Let’s return to the age of eight. A neighbor has moved in next door, and they have a kid the same age. In fact, this kid attends your elementary school, though you barely know them. It’s exciting to have someone so close; but you’ve heard horrible things. In fact, the predictions are dire. So, when they ask you to come over, what will you say? Will you take a chance on a playdate or shut the door?
While this analogy to ChatGPT is shaky at best, what I’m pointing to, however simply, is the importance of direct experience. The harms, both potential and real, that come with AI, concern me too. That’s why I’m starting a Humane Tech meetup, building an AI startup, running webinars and workshops.
Yet direct experience is how we learn. Of the millions who have tried ChatGPT, the majority did so just once. Last year, I heard a Zen Roshi deride the chatbot’s inabilty to write a haiku. She was on stage; I was in the audience. But I wanted to tell her:
Responses are iterative. This is categorically different from our interaction with software, which “just works” (or it doesn’t and we give up).
If you’re not getting a good response, ask yourself
what’s the quality of the data I’m working with?
what’s the quality of the question I’m asking?
When we interact with technology, we have a historical lack of agency, and we bring this, knowingly or not, into the interaction itself.
Part of the work is to discern,
is this a limitation of the technology?
or a limitation I’ve imposed on myself?
I also wanted to give the Roshi this prompt I’d created to write a haiku:
Write a haiku from this content. A haiku is a three-line poem. The first line is five syllables. The second line is seven syllables. The third line is five syllables. A syllable is a unit of pronunciation having one vowel sound, with or without surrounding consonants, forming the whole or a part of a word; e.g., there are two syllables in water and three in inferno. No rhyming. Haikus typically pass spaces of deep wisdom and mystery. Here's a famous one from Basho, a Japanese poet who brought reverence to the haiku form: spring leaving—/ birds cry,/ fishes’ eyes fill with tears
Now, that’s a mouthful of a prompt for someone playing with ChatGPT for the first time. It’s what’s known as “one-shot learning” — showing the AI what to produce, just as you might with someone learning haikus for the first time. I ran this prompt on the talks from the conference in question, Wisdom 2.0 & AI, and got this:
Ancient wisdom calls,
Machines echo human hearts,
Empathy in code.
While there’s no substitute for writing a haiku yourself, I see this as something different: co-creation. Together, you play, unhindered by outcome. If you do it well, you’ll hear the gasp of knowing, the shock of surprise.
So, how else can we play? It all depends on what play means to you, but here’s a few places to start:
Doodle with Google’s Quick Draw.
You’ll have 20 seconds for Google to guess your drawing
It’s like solo Pictionary, but with a robot voice
Translate videos: translate.video
Learn a new language: langotalk.org
Find movies that say a specific phrase: playphrase.me
Create Al characters for video games:
Learning design tools:
Create a customized learning plan for anything you want to learn: Wisdomplan.ai
Create Al images
Credit for assembling these tools goes to Jenny Wright at Singularity University. Everything on this list has a free version, except perhaps Midjourney.
Wait, But Why?
We all have the same number of hours in a day — why should you spend yours with a conversational chatbot? What’s to be gained when you do? Or lost when you don’t?
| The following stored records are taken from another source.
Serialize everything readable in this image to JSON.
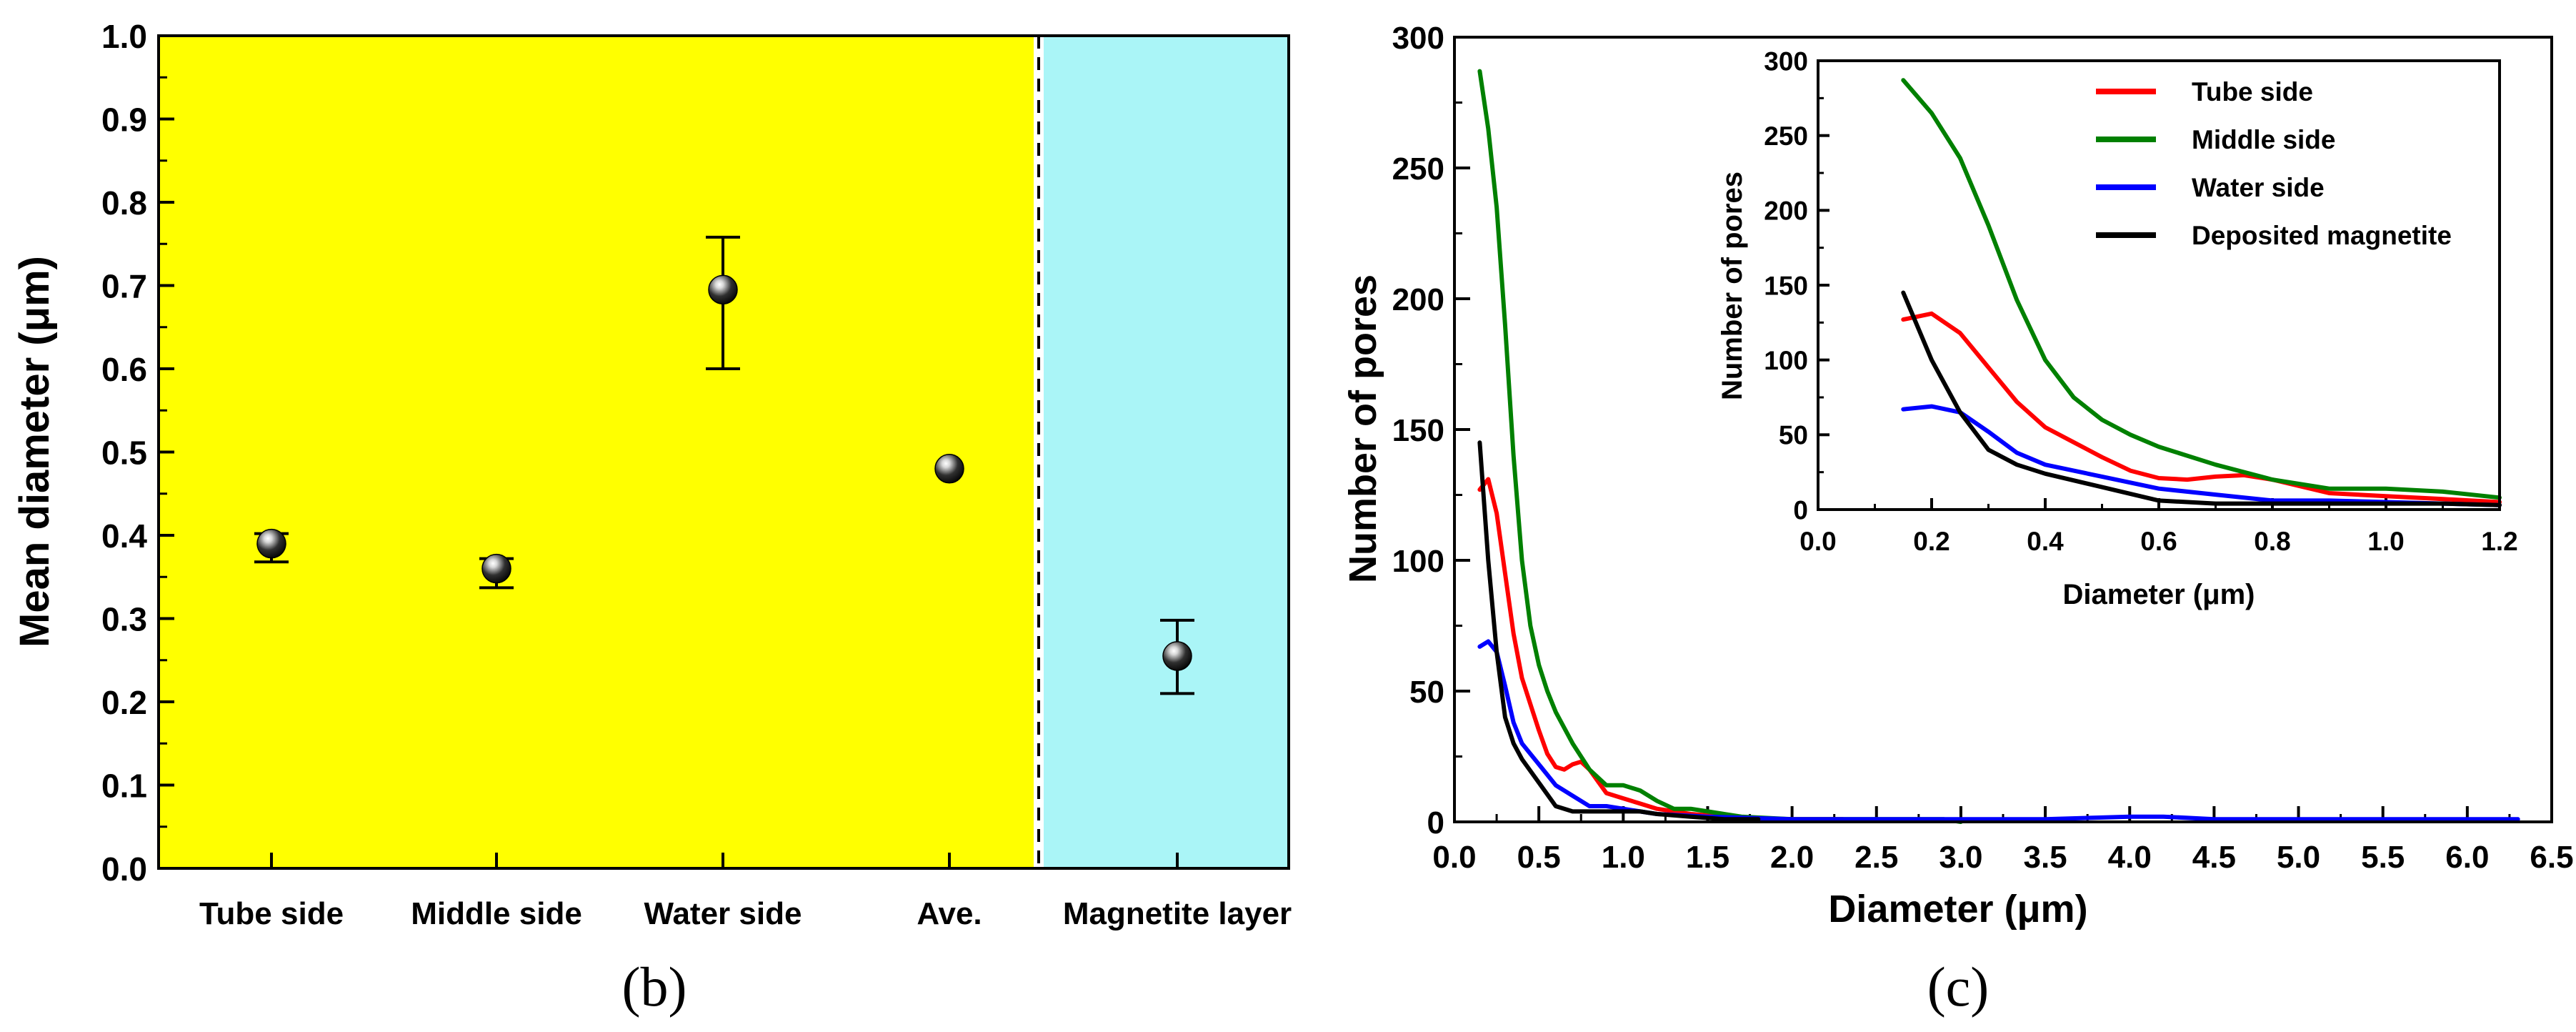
{
  "chart_data": [
    {
      "panel": "b",
      "type": "scatter",
      "title": "",
      "xlabel": "",
      "ylabel": "Mean diameter (μm)",
      "ylim": [
        0.0,
        1.0
      ],
      "yticks": [
        "0.0",
        "0.1",
        "0.2",
        "0.3",
        "0.4",
        "0.5",
        "0.6",
        "0.7",
        "0.8",
        "0.9",
        "1.0"
      ],
      "categories": [
        "Tube side",
        "Middle side",
        "Water side",
        "Ave.",
        "Magnetite layer"
      ],
      "points": [
        {
          "category": "Tube side",
          "value": 0.39,
          "err_low": 0.368,
          "err_high": 0.402
        },
        {
          "category": "Middle side",
          "value": 0.36,
          "err_low": 0.337,
          "err_high": 0.372
        },
        {
          "category": "Water side",
          "value": 0.695,
          "err_low": 0.6,
          "err_high": 0.758
        },
        {
          "category": "Ave.",
          "value": 0.48,
          "err_low": null,
          "err_high": null
        },
        {
          "category": "Magnetite layer",
          "value": 0.255,
          "err_low": 0.21,
          "err_high": 0.298
        }
      ],
      "regions": [
        {
          "name": "tube-metal",
          "from_category": 0,
          "to_category": 3,
          "color": "#ffff00"
        },
        {
          "name": "magnetite",
          "from_category": 4,
          "to_category": 4,
          "color": "#aaf5f7"
        }
      ],
      "separator": "dashed vertical line between Ave. and Magnetite layer",
      "panel_label": "(b)"
    },
    {
      "panel": "c",
      "type": "line",
      "title": "",
      "xlabel": "Diameter (μm)",
      "ylabel": "Number of pores",
      "xlim": [
        0.0,
        6.5
      ],
      "ylim": [
        0,
        300
      ],
      "xticks": [
        "0.0",
        "0.5",
        "1.0",
        "1.5",
        "2.0",
        "2.5",
        "3.0",
        "3.5",
        "4.0",
        "4.5",
        "5.0",
        "5.5",
        "6.0",
        "6.5"
      ],
      "yticks": [
        "0",
        "50",
        "100",
        "150",
        "200",
        "250",
        "300"
      ],
      "series": [
        {
          "name": "Tube side",
          "color": "#ff0000",
          "x": [
            0.15,
            0.2,
            0.25,
            0.3,
            0.35,
            0.4,
            0.45,
            0.5,
            0.55,
            0.6,
            0.65,
            0.7,
            0.75,
            0.8,
            0.9,
            1.0,
            1.1,
            1.2,
            1.4,
            1.6,
            1.8,
            2.0,
            2.3
          ],
          "y": [
            127,
            131,
            118,
            95,
            72,
            55,
            45,
            35,
            26,
            21,
            20,
            22,
            23,
            20,
            11,
            9,
            7,
            5,
            3,
            2,
            1,
            1,
            1
          ]
        },
        {
          "name": "Middle side",
          "color": "#008000",
          "x": [
            0.15,
            0.2,
            0.25,
            0.3,
            0.35,
            0.4,
            0.45,
            0.5,
            0.55,
            0.6,
            0.7,
            0.8,
            0.9,
            1.0,
            1.1,
            1.2,
            1.3,
            1.4,
            1.5,
            1.7,
            2.0,
            2.3,
            2.6,
            2.9,
            3.0
          ],
          "y": [
            287,
            265,
            235,
            190,
            140,
            100,
            75,
            60,
            50,
            42,
            30,
            20,
            14,
            14,
            12,
            8,
            5,
            5,
            4,
            2,
            1,
            1,
            1,
            1,
            0
          ]
        },
        {
          "name": "Water side",
          "color": "#0000ff",
          "x": [
            0.15,
            0.2,
            0.25,
            0.3,
            0.35,
            0.4,
            0.5,
            0.6,
            0.7,
            0.8,
            0.9,
            1.0,
            1.1,
            1.2,
            1.5,
            2.0,
            2.5,
            3.0,
            3.5,
            4.0,
            4.2,
            4.5,
            5.0,
            5.5,
            6.0,
            6.3
          ],
          "y": [
            67,
            69,
            65,
            52,
            38,
            30,
            22,
            14,
            10,
            6,
            6,
            5,
            4,
            3,
            2,
            1,
            1,
            1,
            1,
            2,
            2,
            1,
            1,
            1,
            1,
            1
          ]
        },
        {
          "name": "Deposited magnetite",
          "color": "#000000",
          "x": [
            0.15,
            0.2,
            0.25,
            0.3,
            0.35,
            0.4,
            0.5,
            0.6,
            0.7,
            0.8,
            0.9,
            1.0,
            1.1,
            1.2,
            1.4,
            1.6,
            1.8
          ],
          "y": [
            145,
            100,
            65,
            40,
            30,
            24,
            15,
            6,
            4,
            4,
            4,
            4,
            4,
            3,
            2,
            1,
            1
          ]
        }
      ],
      "inset": {
        "xlabel": "Diameter (μm)",
        "ylabel": "Number of pores",
        "xlim": [
          0.0,
          1.2
        ],
        "ylim": [
          0,
          300
        ],
        "xticks": [
          "0.0",
          "0.2",
          "0.4",
          "0.6",
          "0.8",
          "1.0",
          "1.2"
        ],
        "yticks": [
          "0",
          "50",
          "100",
          "150",
          "200",
          "250",
          "300"
        ],
        "legend": [
          "Tube side",
          "Middle side",
          "Water side",
          "Deposited magnetite"
        ]
      },
      "legend_position": "inset top-right",
      "panel_label": "(c)"
    }
  ]
}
Let’s start with the latter:
If you don’t engage, you simply don’t know. Your senses haven’t taken in the experience of co-creation with a LLM. All you have are others’ opinions.
Doing it once doesn’t count. Give yourself a project. Make it a habit. Timebox it. Talk to others. Learn online. Meet your goal.
We’re in the midst of the biggest explosion in technology since we learned to tame fire. Do you want to sit this one out?
If fear is a motivator, consider this: “AI is not going to take your job. The person who uses AI is going to take your job.” - Jensen Huang, NVIDIA CEO
Now for some of the gains:
AI can bring joy, play and ease to your life.
How often do you tell personalized bedtime stories to your kids, on the spot, with all the travails of their choosing?
AI can translate things not written in a way you understand, including
legalese
security speak
code
medical speak
AI can help you navigate difficult decisions by weighing all the options
AI can make your work more satisfying. You never have to not know something. For almost anything you do online, now you never have to go it alone.
You can teach others what you’ve learned about AI so they can apply it, too.
Most of all, there’s a real joy in agency and enagement. You go from being a passive observer to a participant. And as a participant, you have a whole world to shape and explore.
So, let’s explore, share, and learn — together.